マスターヨーダ:Illustrator 10まではPDF設定を保存できん。仕方がないじゃろうな。Illustrator CS以降を使うことじゃな。
あなた:それしか方法はないんですか。
マスターヨーダ:ふむ、[ICCプロファイルを埋め込む]がデフォルトでチェックされてしまうのは、カラー設定を使用しているからじゃよ。カラー設定をオフにして「Illustrator 5.5Jをエミュレート」を使うしかあるまい。Illustrator 10までは、PDF保存時に、いちいちチェックを外すしかないじゃろう。
あなた:ところで、カラー設定を使うと[ICCプロファイルを埋め込む]がオンになるのはなぜなんですか。

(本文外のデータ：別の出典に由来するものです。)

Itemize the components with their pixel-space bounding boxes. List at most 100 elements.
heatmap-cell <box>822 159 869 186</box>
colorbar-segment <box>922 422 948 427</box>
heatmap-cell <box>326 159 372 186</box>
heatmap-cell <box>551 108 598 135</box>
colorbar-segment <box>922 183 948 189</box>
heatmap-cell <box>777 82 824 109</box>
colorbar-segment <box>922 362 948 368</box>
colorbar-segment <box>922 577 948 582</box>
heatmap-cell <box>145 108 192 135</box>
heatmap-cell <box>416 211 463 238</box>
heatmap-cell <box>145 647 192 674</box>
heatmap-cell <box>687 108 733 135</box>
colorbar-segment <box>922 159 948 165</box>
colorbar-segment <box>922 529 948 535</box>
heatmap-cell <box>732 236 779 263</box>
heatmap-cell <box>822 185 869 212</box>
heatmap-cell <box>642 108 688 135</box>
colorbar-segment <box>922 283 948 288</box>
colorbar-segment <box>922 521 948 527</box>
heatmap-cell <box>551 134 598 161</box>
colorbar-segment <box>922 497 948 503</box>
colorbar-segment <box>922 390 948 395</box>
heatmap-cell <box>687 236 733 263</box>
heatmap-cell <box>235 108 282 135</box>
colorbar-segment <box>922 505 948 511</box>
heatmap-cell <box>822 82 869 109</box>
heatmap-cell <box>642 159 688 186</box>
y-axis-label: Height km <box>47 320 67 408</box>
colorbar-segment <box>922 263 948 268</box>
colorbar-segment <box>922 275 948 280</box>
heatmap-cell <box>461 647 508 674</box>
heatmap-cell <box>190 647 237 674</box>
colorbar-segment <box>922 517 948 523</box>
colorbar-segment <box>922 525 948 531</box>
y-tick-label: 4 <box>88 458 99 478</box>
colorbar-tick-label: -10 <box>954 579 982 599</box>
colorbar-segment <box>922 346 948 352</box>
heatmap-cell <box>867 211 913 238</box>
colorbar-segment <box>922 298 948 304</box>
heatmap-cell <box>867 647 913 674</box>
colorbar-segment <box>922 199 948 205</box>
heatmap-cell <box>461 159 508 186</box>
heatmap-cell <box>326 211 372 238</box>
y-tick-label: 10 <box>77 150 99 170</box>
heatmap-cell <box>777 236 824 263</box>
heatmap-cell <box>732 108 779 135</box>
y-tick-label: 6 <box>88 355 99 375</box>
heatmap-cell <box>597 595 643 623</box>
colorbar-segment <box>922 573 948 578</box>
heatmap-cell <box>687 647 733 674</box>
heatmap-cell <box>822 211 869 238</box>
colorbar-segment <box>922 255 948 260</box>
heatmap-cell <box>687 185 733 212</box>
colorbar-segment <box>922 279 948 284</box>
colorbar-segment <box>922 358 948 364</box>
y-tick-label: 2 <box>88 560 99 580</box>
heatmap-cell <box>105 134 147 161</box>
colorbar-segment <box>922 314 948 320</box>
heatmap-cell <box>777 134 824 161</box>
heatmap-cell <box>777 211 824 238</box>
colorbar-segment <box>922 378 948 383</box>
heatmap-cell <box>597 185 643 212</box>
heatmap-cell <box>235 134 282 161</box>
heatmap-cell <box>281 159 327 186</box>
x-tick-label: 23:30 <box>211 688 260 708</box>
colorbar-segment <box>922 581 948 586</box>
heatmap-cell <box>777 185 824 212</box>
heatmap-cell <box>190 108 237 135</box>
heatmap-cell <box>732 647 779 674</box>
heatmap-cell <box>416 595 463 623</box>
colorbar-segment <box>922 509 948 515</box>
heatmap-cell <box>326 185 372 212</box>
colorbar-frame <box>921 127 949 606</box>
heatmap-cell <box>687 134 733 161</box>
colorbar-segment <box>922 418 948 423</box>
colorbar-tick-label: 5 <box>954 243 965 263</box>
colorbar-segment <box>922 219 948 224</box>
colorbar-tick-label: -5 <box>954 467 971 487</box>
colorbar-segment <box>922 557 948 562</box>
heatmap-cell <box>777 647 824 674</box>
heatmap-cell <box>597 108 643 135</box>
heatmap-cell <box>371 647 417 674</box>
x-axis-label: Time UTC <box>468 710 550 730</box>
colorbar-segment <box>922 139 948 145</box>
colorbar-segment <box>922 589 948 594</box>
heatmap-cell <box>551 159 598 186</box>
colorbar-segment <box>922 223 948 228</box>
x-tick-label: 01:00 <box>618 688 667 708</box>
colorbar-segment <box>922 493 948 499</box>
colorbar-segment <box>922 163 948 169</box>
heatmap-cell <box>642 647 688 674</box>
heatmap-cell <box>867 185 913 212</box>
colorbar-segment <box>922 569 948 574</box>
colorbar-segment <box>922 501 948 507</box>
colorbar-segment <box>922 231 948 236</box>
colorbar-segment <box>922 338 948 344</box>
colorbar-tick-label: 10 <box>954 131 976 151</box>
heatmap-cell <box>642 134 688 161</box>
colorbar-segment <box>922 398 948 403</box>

マスターヨーダ:なかなか鋭い質問じゃな。ICCプロファイルを埋め込むのは、出力するためではないんじゃ。Illustratorでドキュメントを作成したときのカラースペースの覚えておくためじゃ。
Photoshopで画像を作成する場合は、ICCプロファイルを埋め込んだ方がよい。画像はそのまま出力するわけではない。ICCプロファイルを埋め込んでおくと、画像データを作成したときのLab値を知ることができるからのう。
しかし、Illustratorでは必ずしもそうではない。Illustratorのデータを出力する場合、もう一度開いて変更することはあまり歓迎されんじゃろう。
あなた:そうですね。貼り込み画像が必要だったり、フォントも同じものがインストールされている必要がありますから。EPSではそのまま出力しますね。
マスターヨーダ:フォントや貼り込み画像もないアートワークのみのデータであれば、ICCプロファイルを埋め込んでもよいんじゃ。しかし、レイアウトデータの場合は、そうはいかんぞ。Lab値にあわせてカラー変換すると、墨文字が墨ではなくなってしまうからの。
IllustratorからPDFを作成して、Acrobatでモニタ校正するのであれば、ICCプロファイルは埋め込んだ方がいいんじゃ。モニタキャリブレーションがとれていれば、印刷時のカラーに近い色でモニタ表示されるからの。
しかし、印刷用では、ICCプロファイルは埋め込まない方が安全じゃ。最近の出力機ではそんなことはないんじゃが、古い出力機では、PDFにICCプロファイルが埋め込まれていると、ドキュメントカラーを別のカラーに変換してしまうことがあるんじゃ。もっとも、かなり古い出力機じゃがな。
Illustratorでは、ICCプロファイルを埋め込まずにPDF保存し、印刷時のカラースペースは別の方法で確認するしかあるまい。
●Illustrator CSでのPDF保存のウィンドウ

Illustrator CS以降はPDF保存のウィンドウの設定を保存することができます。保存した設定を使うことで、カラー設定を指定しても、PDF保存時にICCプロファイルを埋め込まないようにすることができます。